Metadata-Version: 2.1
Name: nlstruct
Version: 0.0.3.post1
Summary: Natural language structuring library
Home-page: https://github.com/percevalw/nlstruct
Author: Perceval Wajsburt
Author-email: perceval.wajsburt@sorbonne-universite.fr
License: BSD 3-Clause
Platform: UNKNOWN
Classifier: Programming Language :: Python :: 3
Classifier: License :: OSI Approved :: MIT License
Classifier: Operating System :: OS Independent
Requires-Python: >=3.6
Description-Content-Type: text/markdown
License-File: LICENSE

# NLStruct

Natural language struturing library.
Currently, it implements only a NER model, but other algorithms will follow.

### Features

- processes large documents seamlessly: it automatically handles tokenization and sentence splitting.
- do not train twice: an automatic caching mechanism detects when an experiment has already been run
- stop & resume with checkpoints
- easy import and export of data
- handles nested or overlapping entities
- pretty logging with [rich_logger](https://github.com/percevalw/rich_logger)
- heavily customizable, without config files (see [train_ner.py](https://github.com/percevalw/nlstruct/blob/nlstruct/recipes/train_ner.py))
- built on top of [transformers](https://github.com/huggingface/transformers) and [pytorch_lightning](https://github.com/PyTorchLightning/pytorch-lightning)
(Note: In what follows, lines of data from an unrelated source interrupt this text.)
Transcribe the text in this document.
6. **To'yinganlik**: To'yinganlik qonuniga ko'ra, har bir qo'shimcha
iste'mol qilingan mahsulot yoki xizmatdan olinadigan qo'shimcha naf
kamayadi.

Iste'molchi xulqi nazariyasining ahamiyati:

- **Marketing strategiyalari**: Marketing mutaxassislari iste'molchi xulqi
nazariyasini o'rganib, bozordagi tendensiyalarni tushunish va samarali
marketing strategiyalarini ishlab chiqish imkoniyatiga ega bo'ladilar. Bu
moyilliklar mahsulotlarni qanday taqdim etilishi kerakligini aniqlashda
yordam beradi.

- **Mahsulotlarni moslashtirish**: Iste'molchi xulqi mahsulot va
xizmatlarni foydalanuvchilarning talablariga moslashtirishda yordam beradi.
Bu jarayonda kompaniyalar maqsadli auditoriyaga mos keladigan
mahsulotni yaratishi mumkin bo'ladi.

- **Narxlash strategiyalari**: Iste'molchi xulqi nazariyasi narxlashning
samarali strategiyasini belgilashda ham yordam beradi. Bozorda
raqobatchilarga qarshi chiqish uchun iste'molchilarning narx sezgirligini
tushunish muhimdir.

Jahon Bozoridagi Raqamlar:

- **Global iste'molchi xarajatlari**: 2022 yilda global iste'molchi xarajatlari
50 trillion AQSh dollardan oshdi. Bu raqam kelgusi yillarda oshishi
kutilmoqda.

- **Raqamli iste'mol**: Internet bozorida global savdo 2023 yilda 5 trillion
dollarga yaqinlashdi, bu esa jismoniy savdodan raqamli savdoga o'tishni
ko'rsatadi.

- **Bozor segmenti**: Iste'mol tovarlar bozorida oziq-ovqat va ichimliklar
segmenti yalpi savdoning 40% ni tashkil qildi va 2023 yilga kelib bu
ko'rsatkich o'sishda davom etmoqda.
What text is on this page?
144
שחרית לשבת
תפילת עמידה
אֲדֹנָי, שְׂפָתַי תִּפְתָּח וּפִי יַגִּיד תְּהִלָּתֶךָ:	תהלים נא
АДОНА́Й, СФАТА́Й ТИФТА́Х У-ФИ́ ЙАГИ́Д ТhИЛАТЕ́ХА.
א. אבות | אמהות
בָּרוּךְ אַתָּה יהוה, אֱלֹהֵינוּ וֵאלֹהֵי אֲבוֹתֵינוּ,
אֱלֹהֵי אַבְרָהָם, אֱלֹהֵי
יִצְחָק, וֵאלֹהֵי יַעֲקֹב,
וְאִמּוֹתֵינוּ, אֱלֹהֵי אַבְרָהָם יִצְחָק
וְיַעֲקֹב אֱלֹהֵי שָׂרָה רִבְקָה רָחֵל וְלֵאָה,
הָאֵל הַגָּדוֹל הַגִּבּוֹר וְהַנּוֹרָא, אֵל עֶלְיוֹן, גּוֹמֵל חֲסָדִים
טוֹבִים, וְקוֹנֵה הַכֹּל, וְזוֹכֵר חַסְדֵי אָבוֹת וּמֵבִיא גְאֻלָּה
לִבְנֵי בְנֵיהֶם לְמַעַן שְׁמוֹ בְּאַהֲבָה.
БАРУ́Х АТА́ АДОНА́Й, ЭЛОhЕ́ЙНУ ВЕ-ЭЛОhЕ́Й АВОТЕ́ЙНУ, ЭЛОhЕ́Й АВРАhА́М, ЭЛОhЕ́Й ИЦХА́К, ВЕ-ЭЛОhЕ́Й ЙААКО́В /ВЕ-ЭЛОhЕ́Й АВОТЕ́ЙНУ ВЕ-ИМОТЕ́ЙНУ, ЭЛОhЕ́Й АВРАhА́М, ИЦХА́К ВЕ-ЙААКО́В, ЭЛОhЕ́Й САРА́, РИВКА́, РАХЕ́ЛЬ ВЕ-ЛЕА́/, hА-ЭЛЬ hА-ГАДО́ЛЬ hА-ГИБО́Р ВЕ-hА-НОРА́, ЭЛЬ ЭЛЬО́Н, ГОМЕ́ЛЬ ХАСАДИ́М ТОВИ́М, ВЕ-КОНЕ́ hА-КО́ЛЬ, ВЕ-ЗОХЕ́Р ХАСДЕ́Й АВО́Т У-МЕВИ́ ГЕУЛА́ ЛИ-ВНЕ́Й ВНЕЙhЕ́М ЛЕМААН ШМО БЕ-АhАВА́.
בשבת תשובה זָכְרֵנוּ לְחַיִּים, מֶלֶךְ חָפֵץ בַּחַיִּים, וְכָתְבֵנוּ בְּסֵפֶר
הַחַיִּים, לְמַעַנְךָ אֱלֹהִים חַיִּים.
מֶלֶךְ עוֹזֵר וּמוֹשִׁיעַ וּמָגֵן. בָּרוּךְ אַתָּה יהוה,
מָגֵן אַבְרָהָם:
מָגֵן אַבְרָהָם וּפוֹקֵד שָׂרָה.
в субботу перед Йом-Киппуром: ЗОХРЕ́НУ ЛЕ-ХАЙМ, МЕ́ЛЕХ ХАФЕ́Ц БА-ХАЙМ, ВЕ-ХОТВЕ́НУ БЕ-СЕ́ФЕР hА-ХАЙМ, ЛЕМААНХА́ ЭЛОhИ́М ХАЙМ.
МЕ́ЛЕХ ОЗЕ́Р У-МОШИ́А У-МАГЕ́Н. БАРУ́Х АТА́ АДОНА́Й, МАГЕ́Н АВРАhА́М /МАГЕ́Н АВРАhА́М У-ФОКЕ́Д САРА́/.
### How to train a NER model

```python
from nlstruct.recipes import train_ner

model = train_ner(
    dataset={
        "train": "path to your train brat/standoff data",
        "val": 0.05,  # or path to your validation data
        # "test": # and optional path to your test data
    },
    finetune_bert=False,
    seed=42,
    bert_name="camembert/camembert-base",
    fasttext_file="",
    gpus=0,
    xp_name="my-xp",
)
model.save_pretrained("ner.pt")
```

### How to use it

```python
from nlstruct import load_pretrained
from nlstruct.datasets import load_from_brat, export_to_brat

ner = load_pretrained("ner.pt")
export_to_brat(ner.predict(load_from_brat("path/to/brat/test")), filename_prefix="path/to/exported_brat")
```

### Status

This project is still under development and subject to changes.